Industry associations estimate a 20% cut in pressure would cut supplies to U.S. and Canadian markets by 500 MMcfd and cost more than $1 billion (Canadian) in new facilities to replace capacity. TransCanada says a one-third cut in pressure would require $2.34 billion in new facilities to restore deliveries to current levels. The industry hopes the NEB inquiry will find that stress corrosion cracking is being effectively brought under control.

TransCanada claims control methods now in place would have prevented all seven cracking incidents on its lines. It has spent $174 million since 1985 to solve corrosion problems and claims an effective program in place to deal with it.

Expansion of Australia's Northwest Shelf LNG export capacity is moving closer to fruition.

Woodside is mulling a $500 million (Australian) gas pipeline from the project's North Rankin A platform to the Burrup Peninsula, facilitating a hike in the region's gas production. That is needed if the Northwest Shelf complex is to boost LNG exports by 6-7 million metric tons/year by about 2003. Woodside group hopes to reach preliminary agreement with Japanese buyers for those added supplies by yearend.

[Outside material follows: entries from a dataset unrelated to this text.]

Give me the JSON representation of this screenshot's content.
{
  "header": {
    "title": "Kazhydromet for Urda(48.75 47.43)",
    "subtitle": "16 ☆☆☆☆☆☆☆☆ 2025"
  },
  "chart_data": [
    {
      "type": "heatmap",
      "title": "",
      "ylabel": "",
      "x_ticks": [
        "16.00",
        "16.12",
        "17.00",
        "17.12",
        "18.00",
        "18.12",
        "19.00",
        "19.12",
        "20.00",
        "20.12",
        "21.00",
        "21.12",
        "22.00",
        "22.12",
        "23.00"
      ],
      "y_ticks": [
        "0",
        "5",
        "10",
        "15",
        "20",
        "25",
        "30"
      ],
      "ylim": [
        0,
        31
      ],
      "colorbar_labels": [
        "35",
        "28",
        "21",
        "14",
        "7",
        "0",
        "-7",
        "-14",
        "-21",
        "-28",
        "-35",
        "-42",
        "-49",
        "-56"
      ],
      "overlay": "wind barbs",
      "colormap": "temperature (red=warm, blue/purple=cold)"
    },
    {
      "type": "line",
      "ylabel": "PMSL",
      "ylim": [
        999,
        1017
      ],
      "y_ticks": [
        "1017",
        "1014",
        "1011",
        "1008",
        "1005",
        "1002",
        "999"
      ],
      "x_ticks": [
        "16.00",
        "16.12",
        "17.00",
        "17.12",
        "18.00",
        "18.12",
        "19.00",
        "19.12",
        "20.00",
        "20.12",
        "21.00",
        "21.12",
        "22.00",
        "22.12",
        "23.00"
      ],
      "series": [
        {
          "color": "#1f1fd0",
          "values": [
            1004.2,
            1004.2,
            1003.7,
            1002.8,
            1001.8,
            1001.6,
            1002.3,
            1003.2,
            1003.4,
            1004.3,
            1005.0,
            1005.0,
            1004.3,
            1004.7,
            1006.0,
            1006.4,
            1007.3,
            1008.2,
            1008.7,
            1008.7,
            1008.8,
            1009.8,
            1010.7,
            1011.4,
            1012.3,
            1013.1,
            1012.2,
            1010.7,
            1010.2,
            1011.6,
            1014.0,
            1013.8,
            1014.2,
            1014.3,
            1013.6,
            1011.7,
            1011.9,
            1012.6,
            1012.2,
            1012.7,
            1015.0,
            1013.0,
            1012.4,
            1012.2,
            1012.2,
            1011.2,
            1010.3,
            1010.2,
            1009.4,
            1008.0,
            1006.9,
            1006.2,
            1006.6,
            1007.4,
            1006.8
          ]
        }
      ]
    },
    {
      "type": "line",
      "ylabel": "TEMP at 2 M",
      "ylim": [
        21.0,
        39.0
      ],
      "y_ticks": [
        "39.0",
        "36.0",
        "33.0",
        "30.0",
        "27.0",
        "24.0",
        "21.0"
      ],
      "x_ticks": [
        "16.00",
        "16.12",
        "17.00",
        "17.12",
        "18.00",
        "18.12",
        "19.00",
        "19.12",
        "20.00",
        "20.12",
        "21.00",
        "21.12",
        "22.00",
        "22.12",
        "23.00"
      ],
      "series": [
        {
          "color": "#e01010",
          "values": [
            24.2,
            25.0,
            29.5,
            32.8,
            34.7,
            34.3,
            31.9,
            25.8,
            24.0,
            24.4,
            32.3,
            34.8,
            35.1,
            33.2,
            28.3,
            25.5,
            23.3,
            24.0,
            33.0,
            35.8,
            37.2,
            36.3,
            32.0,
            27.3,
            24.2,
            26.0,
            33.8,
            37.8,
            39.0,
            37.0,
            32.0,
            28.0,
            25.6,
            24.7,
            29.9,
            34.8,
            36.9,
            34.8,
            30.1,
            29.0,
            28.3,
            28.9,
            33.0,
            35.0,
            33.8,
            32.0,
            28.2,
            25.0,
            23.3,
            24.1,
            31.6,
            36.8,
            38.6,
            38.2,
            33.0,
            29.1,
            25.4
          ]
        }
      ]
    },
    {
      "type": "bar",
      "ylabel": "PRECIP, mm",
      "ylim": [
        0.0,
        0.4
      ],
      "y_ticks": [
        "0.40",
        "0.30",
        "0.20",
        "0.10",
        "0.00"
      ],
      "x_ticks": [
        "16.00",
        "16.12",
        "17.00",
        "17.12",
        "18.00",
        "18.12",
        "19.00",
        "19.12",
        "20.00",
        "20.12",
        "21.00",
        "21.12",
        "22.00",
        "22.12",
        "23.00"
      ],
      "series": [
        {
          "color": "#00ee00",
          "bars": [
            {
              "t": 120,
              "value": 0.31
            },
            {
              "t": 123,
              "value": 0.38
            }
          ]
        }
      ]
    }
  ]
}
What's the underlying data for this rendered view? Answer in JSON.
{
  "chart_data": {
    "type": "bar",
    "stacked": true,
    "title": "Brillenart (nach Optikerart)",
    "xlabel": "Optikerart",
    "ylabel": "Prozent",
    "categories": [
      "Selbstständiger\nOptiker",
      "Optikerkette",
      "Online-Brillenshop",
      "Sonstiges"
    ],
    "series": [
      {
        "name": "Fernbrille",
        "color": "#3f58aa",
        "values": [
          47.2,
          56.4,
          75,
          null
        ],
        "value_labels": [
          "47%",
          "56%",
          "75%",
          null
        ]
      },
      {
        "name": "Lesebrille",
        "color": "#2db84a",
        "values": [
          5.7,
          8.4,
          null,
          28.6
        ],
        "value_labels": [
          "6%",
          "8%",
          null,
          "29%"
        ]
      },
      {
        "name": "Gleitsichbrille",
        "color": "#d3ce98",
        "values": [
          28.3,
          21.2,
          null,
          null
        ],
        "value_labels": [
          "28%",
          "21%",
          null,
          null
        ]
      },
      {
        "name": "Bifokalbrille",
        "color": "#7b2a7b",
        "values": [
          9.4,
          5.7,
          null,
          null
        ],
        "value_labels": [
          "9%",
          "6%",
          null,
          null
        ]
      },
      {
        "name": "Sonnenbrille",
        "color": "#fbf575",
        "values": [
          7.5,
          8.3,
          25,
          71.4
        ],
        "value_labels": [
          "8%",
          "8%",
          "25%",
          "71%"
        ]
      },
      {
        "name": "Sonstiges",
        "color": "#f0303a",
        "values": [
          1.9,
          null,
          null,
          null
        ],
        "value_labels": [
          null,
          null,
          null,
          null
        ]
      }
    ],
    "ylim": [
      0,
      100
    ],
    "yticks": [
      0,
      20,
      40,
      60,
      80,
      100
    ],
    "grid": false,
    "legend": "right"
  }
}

The new supplies could come from Woodside's 7 tcf Perseus field and/or a venture with Wapet group's 4 tcf Gorgon field.

German automaker Daimler Benz has unveiled what it claims is the first fuel cell powered car suitable for everyday use.

The company contends the new car will be a competitive, pollution free alternative to combustion engine vehicles and could be in production before 2010, more than 10 years ahead of earlier expectations. In the car's fuel cell hydrogen reacts with oxygen to create electrical energy for propulsion and water vapor as waste. Daimler Benz claims the prototype, Necar II, can carry six people at speeds of more than 100 km/hr with an operating range of more than 250 km.

Hurdles still to overcome are onboard storage of volatile hydrogen and a drastic cut in manufacturing costs. For the former, Daimler Benz prefers an onboard liquid fuel such as methanol that can be broken down by an onboard reformer into hydrogen and CO2.